Zoom security bug lets attackers steal Windows passwords
Zoom, the video conferencing software that’s skyrocketed in popularity as much of the globe sits at home due to the coronavirus outbreak, is quickly turning into a privacy and security nightmare.
BleepingComputer reports about a newly found vulnerability in Zoom that allows an attacker to steal Windows login credentials from other users. The problem lies with the way Zoom’s chat handles links, as it converts Windows networking UNC (Universal Naming Convention) paths into clickable links. If a user clicks on such a link, Windows will leak the user’s Windows login name and password.
The good thing is that the password is hashed; but the bad thing is that it is in many cases simple to reveal it using password recovery tools such as Hashcat.
The vulnerability was first found by security researcher @_g0dmode and verified by security researcher Matthew Hickey. Additionally, Hickey told the news outlet that this vulnerability can be used to launch programs on a victim’s computer when they click on a link, though Windows will (by default) at least give a security warning before launching the program.
As far as security vulnerabilities go, this one is pretty bad, as it doesn’t require a lot of knowledge to exploit. It does require the victim to actually click on a link, and it can be mitigated by tinkering with Windows’ security settings, but it’s definitely something Zoom should fix by changing the way the platform’s chat handles UNC links.

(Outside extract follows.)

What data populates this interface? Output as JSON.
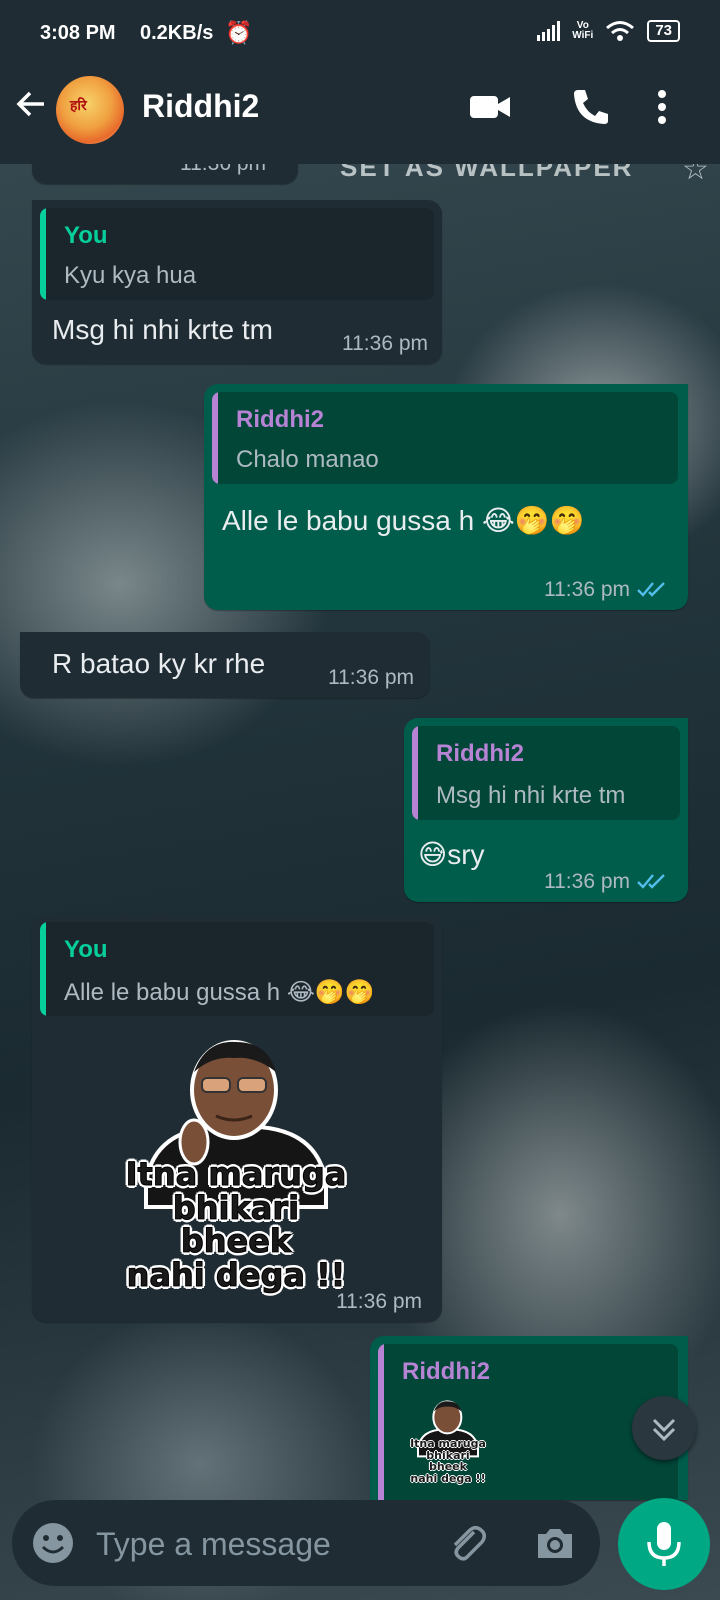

In the meantime, for a quick fix, go to Computer Configuration -> Windows Settings -> Security Settings -> Local Policies -> Security Options -> Network security: Restrict NTLM: Outgoing NTLM traffic to remote servers and set to “Deny all”.
This is not the only privacy/security-related issue that has been unearthed at Zoom in the past couple of weeks. Just yesterday, The Intercept reported that Zoom doesn’t actually use an end-to-end encrypted connection for its calls, despite claiming to do so. There’s also the issue of leaking users’ emails and photos to unrelated parties, and the fact that the company’s iOS app, until recently, sent data to Facebook for no good reason.
Zoom software also has a couple of worrying privacy features, and although this isn’t Zoom’s fault, it’s worth noting that hackers are using the app’s newfound popularity to trick users into downloading malware.